Extensive replays air from last week’s WWF Raw. We’re then back to McMahon in the hospital bed, where his blood pressure reading is normal. The nurse says it looks fine and asks the doctor his opinion. Little does Vince know, but the “doctor” is Steve Austin. When did he get his medical degree? Austin punches out the prone McMahon, tearing out his tubes, pounding his broken leg, hitting him with a bed pan, shocking him with a defibrillator, and finally shoving an enema tube up his rectum.

After the break, the entire beatdown is replayed, minus the enema.

The Rock takes on The Undertaker in tonight’s main event. D-Lo and Mark Henry, The Rock’s former Nation cohorts, initially come to ringside but leave once Kane shows up. The announcers wonder whether Kane is there to help or to hurt Taker, considering the ending of Kane’s match tonight. As promised, the match proceeds without commercial interruption.

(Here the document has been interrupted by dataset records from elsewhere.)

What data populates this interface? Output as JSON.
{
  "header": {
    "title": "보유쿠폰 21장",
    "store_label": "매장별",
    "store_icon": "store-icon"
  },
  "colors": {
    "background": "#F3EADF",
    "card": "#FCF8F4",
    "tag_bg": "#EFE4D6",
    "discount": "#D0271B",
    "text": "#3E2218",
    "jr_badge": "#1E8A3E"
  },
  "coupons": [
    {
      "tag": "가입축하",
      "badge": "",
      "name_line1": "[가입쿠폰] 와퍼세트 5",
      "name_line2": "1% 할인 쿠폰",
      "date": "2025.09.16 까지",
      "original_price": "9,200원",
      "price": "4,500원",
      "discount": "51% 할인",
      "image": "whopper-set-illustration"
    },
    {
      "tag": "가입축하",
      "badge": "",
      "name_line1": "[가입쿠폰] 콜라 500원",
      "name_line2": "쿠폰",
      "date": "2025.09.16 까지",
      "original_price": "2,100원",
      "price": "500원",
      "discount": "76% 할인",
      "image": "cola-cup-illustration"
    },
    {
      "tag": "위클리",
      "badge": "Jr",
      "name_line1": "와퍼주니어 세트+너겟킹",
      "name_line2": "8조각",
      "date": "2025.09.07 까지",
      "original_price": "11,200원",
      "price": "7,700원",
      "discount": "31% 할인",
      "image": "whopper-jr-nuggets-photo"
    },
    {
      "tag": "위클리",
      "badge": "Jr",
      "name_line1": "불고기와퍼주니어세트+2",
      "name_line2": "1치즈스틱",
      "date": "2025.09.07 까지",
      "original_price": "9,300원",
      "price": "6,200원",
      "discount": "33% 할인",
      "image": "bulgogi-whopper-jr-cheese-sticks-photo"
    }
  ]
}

Upon Undertaker’s second attempt at Old School, The Rock pulls him to the mat. He likewise slips out of a tombstone attempt and hits the People’s Elbow, but Taker pops right back up. An errant Irish whip sends Taker into the referee; the two wrestlers join the official on the mat with a double-down clothesline spot. Kane grabs a chair and, when Taker is whipped to the ropes, whacks his brother in the back with it. The Rock hits his eponymous Bottom but, thanks to the ref bump, can’t secure the pinfall. Taker then sits up, tombstones Rocky onto Kane’s chair, and pins his opponent.